Despite the surgical release, the patient did not improve. Subsequent ABG showed pH-7.303, pCO2-40.3, pO2-46, HCO3-20, BE- -6, Saturation-77, lactate-1.28. The patient was given 350 cc packed red blood cells (RBC), inotropic support was increased, and hyperventilation was maintained. Despite improvements in blood pressure, the patient remained profoundly cyanotic with little evidence of pulmonary blood flow (PBF). ETCO2 remained less than 10 mm Hg. Surgical closure was completed and the patient was transferred to the Cardiac Intensive Care Unit (CICU) in very critical condition. Despite maximal pulmonary vasodilator therapy, the patient expired later that day.


Anesthetic goals for patients with ES include the avoidance of triggering pulmonary vasoconstriction and a pulmonary hypertensive crisis. This is done by maintaining systemic vascular resistance (SVR) and reducing pulmonary vascular resistance (PVR) to promote left to right shunt flow. An important part of this strategy is to avoid hypotension while ensuring adequate anesthesia/analgesia. Our case was uneventful using a combination of dexmedetomidine, remifentanil, low dose sevoflurane and prophylactic vasopressin and NO to achieve these goals. The use of a dexmedetomidine/ketamine combination has been previously reported[9]. Things were progressing smoothly until saturations and ETCO2 started a precipitous downward trend upon reduction of the spinal curvature. These changes progressed rapidly, despite the reversal of the spinal reduction, to what we believe ultimately was an unbreakable pulmonary hypertensive crisis, followed by cardiopulmonary collapse, despite initiation of maximal pulmonary vasodilator therapy and support.
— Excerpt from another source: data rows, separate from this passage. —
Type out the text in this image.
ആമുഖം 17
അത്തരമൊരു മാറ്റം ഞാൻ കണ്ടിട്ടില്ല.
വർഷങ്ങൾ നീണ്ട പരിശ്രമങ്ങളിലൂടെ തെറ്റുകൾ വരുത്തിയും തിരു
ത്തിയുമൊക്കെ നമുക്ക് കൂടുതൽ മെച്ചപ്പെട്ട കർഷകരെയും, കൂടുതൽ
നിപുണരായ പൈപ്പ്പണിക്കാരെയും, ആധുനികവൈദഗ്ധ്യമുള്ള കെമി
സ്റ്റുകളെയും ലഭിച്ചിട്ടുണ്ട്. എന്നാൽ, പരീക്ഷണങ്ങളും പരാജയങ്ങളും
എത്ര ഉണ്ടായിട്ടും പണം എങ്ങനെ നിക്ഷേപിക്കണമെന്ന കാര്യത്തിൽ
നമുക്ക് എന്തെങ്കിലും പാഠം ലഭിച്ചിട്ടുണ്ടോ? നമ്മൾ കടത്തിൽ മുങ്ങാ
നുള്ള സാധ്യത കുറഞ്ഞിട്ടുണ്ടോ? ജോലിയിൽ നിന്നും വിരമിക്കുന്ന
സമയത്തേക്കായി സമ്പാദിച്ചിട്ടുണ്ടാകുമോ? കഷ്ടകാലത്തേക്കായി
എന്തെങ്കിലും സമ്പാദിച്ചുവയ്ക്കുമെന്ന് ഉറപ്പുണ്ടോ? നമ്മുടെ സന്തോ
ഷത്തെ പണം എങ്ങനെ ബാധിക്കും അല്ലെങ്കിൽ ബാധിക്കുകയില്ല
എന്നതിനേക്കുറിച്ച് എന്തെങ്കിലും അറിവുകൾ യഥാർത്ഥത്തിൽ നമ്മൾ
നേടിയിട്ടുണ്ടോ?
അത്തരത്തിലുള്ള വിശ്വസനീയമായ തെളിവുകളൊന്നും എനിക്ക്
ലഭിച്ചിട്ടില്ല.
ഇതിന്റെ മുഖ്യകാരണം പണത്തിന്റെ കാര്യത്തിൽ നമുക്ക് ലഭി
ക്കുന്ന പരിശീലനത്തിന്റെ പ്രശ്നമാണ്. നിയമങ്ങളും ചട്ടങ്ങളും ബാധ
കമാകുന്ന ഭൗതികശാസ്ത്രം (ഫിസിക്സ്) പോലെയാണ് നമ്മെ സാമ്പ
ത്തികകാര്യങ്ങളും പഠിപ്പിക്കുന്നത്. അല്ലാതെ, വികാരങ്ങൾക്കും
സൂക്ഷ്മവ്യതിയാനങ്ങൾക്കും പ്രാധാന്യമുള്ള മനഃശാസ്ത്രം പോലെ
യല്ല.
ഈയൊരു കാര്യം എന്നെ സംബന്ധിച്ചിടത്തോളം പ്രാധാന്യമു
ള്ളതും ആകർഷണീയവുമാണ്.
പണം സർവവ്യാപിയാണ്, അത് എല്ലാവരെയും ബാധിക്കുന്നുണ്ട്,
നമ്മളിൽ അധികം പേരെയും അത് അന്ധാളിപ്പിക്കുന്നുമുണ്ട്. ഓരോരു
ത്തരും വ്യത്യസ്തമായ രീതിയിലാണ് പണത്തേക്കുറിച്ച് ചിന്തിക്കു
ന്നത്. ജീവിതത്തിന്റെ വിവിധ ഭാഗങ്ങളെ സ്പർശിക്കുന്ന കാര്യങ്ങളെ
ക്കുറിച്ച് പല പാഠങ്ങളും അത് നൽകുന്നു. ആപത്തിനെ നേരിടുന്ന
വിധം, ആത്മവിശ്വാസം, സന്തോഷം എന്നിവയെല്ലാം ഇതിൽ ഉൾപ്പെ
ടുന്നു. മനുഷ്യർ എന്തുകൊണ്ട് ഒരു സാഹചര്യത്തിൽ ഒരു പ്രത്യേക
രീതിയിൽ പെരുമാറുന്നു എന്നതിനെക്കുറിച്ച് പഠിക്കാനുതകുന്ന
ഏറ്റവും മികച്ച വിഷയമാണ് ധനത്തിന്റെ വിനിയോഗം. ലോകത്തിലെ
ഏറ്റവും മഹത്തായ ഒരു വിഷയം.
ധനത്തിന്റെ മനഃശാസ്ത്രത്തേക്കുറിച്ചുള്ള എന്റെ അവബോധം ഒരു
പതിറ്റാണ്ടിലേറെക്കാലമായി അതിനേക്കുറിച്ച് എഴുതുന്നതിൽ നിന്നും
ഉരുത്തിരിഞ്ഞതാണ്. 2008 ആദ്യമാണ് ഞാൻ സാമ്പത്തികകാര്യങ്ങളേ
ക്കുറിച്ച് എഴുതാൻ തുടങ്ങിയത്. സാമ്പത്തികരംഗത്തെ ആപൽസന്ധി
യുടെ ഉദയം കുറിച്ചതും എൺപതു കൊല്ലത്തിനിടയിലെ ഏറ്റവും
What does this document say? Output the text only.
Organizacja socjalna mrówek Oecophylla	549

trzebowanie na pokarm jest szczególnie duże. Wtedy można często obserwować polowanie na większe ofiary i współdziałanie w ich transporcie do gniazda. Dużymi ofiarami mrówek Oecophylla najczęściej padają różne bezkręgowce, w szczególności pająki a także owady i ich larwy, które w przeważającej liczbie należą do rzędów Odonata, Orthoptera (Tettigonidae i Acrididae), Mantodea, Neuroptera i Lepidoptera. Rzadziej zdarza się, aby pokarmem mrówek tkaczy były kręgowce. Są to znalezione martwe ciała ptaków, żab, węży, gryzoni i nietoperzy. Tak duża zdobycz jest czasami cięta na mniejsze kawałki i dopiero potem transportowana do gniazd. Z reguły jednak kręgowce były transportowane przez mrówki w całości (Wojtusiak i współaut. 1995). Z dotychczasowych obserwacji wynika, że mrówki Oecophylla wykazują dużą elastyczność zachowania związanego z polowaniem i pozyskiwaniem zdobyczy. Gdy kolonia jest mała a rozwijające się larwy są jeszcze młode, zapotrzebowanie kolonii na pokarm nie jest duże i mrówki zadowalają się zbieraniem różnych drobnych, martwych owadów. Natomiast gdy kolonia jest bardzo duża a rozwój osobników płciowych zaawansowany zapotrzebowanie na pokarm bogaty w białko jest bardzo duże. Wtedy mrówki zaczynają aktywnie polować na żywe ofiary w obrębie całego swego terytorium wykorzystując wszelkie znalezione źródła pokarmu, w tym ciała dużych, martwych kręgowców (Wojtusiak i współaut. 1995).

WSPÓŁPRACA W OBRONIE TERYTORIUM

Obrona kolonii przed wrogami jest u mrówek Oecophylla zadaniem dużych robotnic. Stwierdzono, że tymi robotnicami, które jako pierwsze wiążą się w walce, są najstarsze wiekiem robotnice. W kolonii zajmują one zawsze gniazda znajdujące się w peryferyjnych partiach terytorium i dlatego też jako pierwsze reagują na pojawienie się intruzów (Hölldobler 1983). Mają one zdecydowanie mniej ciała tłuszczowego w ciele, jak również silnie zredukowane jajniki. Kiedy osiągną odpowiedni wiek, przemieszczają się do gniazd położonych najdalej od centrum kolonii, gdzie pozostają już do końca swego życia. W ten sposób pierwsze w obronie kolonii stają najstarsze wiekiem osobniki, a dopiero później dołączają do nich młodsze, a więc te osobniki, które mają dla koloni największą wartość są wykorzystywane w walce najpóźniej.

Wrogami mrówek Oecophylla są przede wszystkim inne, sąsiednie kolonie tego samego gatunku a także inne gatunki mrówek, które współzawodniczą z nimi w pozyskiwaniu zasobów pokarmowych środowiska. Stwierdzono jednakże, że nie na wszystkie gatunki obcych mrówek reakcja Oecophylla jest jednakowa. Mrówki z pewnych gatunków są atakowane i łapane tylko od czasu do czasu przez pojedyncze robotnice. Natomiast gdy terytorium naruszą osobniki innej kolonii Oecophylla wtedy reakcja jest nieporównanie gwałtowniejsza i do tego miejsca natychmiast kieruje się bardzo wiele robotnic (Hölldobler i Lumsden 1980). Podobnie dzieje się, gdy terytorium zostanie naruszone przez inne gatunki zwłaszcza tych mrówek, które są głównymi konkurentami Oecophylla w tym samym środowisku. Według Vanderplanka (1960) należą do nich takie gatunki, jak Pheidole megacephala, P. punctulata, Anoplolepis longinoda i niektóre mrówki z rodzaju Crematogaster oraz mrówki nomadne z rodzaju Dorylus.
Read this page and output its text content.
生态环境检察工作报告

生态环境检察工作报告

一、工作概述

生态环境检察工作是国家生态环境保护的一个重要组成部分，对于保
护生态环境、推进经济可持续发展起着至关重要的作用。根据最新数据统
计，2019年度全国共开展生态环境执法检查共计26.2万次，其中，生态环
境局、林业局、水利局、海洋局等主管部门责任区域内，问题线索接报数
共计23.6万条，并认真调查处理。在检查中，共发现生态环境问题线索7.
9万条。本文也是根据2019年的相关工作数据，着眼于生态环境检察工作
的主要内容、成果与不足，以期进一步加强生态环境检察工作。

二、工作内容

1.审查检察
Although successful outcomes have been reported in a host of surgical procedures in patients with ES [3-8], we could find no literature describing surgical correction of severe kyphoscoliosis in such a patient who survived. The series reported by Amash, et al included one patient for “spinal fusion” for scoliosis who died on the 10th post-operative day after a complicated postoperative course. Of the 24 reported surgical cases in this series, this patient had “the longest anesthesia time (525 min), the lowest intraoperative systemic pressure (78 mm Hg), necessitating the largest fluid resuscitation needed (6,475 cc) and ultimately needing inotropic and mechanical ventilation support for 24 hours following her surgery”[3]. Bennett et al. described a series of 53 anesthetic cases in patients with ES, but none included major spine surgery[4]. Khan et al. described one patient undergoing a T5-T7 laminectomy for epidural abscess who decompensated during the case, but was successfully resuscitated and survived[10].

In the average scoliotic patient, it is not uncommon to see transient perturbations in pulmonary function when the abnormal curvature is reduced[11]. We postulate reduction of the spinal curvature in this patient triggered an irreversible pulmonary hypertensive crisis ultimately leading to death. We hypothesize his prior median sternotomy resulted in scarring that adhered the right ventricle to the sternum, rendering the cardiac chambers vulnerable to conformational changes with reduction of the spinal curvature. This resulted in a compressed RV with spinal reduction, greatly diminishing pulmonary blood flow and precipitating the hemodynamic decline. This phenomenon has been reported previously by echocardiography in a patient without structural heart disease, but with pectus excavatum during spinal fusion in the prone position[12]. We also offer as evidence an echocardiogram (Figure 1) from a different patient with a complete atrioventricular canal (CAVC), and severe scoliosis, undergoing cardiac surgery; this is the pre-repair, post anesthetic induction transesophageal echocardiogram. This picture clearly demonstrates compression of the RV cavity, even in the supine position and without reduction of the spinal curvature.

Figure 1: Intraoperative pre-repair transesophageal echocardiogram from a patient with severe scoliosis and undergoing repair of CAVC.


Spinal fusion has been reported to be one of the orthopedic procedures with the highest incidence of adverse outcomes[13,14]. Combine this with the severe physiological disturbances associated with ES and there is a very high probability of serious morbidity or mortality.We would recommend that patients with ES not undergo elective spinal fusion for severe kyphoscoliosis.